В первое время это еще не было любовью. По крайней мере, с моей стороны. Для меня это было средством пощадить ее гордость и, конечно, в какой-то степени физической потребностью. Но скоро, очень скоро пришла и любовь.
Мне кажется, что это неизбежно должно было случиться.
Я вырос в нищей семье сезонных рабочих. У моих родителей было двенадцать детей. Трое родились мертвыми, пятеро умерли в младенчестве. Самый большой дом, где мы когда-нибудь жили, состоял из двух комнат. Молоко я попробовал впервые, когда мне было лет шесть или семь, и тогда же узнал, что на свете существует мясо, а полным комплектом одежды обзавелся, будучи уже почти взрослым. И если бы не случилось так, что мной заинтересовался надсмотрщик на плантации, где мы работали, если бы он не убедил моего отца оставить меня с ним, когда наша семья уезжала оттуда, я вырос бы в таком же убожестве, как и весь наш выводок. Как мои братья и сестры... если они живы, конечно. Сборщики хлопка, землекопы... белые отбросы.
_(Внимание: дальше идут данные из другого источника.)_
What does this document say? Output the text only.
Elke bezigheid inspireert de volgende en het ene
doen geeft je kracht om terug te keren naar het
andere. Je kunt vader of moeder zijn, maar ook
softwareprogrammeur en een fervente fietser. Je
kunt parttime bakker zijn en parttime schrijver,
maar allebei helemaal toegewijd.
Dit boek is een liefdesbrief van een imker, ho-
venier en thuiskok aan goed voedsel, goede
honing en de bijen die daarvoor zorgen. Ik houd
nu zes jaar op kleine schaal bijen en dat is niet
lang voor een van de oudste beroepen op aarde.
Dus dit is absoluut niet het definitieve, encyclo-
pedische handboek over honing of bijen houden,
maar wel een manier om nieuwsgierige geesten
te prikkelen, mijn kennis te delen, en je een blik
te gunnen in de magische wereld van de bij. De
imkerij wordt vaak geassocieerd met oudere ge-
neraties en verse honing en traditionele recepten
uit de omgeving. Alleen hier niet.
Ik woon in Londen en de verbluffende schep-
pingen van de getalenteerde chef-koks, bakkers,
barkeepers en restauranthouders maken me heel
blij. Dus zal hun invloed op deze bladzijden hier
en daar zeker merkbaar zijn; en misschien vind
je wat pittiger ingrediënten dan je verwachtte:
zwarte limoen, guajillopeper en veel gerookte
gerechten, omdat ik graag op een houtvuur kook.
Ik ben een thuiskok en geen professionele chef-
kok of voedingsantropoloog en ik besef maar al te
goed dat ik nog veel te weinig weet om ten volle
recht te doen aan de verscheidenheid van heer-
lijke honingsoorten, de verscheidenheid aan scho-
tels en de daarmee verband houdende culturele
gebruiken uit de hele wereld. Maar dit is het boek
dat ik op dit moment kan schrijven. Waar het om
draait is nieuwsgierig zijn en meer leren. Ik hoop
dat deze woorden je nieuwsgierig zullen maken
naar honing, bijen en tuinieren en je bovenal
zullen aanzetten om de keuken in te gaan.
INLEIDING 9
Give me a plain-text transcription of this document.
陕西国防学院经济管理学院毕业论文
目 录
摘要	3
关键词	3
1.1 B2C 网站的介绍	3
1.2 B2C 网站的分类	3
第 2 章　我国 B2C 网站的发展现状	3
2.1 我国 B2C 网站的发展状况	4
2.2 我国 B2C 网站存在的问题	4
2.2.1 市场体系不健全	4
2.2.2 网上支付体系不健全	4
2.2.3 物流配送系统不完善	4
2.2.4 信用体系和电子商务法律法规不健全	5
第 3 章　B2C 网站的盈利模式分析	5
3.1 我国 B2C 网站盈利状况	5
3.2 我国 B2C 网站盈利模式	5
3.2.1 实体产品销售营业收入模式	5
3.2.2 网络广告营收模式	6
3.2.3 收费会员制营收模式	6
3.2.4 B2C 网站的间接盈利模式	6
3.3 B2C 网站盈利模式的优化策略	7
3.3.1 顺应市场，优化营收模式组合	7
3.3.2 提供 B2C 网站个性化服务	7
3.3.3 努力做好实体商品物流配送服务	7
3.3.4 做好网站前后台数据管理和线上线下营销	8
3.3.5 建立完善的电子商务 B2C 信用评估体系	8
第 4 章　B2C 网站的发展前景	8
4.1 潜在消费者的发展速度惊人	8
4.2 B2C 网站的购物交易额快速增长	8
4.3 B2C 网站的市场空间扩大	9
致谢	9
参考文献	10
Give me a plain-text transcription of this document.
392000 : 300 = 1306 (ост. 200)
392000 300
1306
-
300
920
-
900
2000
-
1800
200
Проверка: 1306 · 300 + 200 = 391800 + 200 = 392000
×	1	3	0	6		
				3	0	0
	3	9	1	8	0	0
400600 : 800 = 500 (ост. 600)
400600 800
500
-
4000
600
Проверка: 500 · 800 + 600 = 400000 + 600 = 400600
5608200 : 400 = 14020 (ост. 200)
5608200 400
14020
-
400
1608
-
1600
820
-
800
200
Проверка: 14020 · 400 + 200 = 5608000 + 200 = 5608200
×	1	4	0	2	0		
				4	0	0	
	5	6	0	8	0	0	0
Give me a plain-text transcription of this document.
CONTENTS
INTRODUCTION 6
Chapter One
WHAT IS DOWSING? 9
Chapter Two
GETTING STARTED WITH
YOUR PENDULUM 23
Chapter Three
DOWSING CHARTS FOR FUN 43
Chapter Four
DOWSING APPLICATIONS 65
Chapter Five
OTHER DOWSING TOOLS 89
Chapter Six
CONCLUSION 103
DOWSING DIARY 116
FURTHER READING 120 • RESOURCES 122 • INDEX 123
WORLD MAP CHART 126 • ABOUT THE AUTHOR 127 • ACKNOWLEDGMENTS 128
Да нет, я клевещу на себя. Никогда бы я не стал таким, как они. И без этого самого надсмотрщика я нашел бы способ пробиться. Кстати, можете мне поверить, жизнь с ним отнюдь не была сладкой.
Помню, все школьные годы, и в колледже, и потом, в медицинской школе, я ни разу не позволил себе отдохнуть целиком весь день.
Я зарабатывал своим трудом каждую ступень, на которую поднимался. В моей жизни были только работа и учеба. Я не мог тратить время на развлечения, я не встречался с девушками. А потом, когда я наконец получил практику, избавился от финансовых проблем и у меня появилось свободное время, оказалось, что я не знаю, как к ним подступиться. Мне было не по себе в женском обществе. Я не умел ухаживать, не умел говорить всякую дребедень, которую девушки явно ожидали услышать. Однажды мне стало известно, что юная леди, к которой я был неравнодушен, отозвалась обо мне как об «ужасном чурбане».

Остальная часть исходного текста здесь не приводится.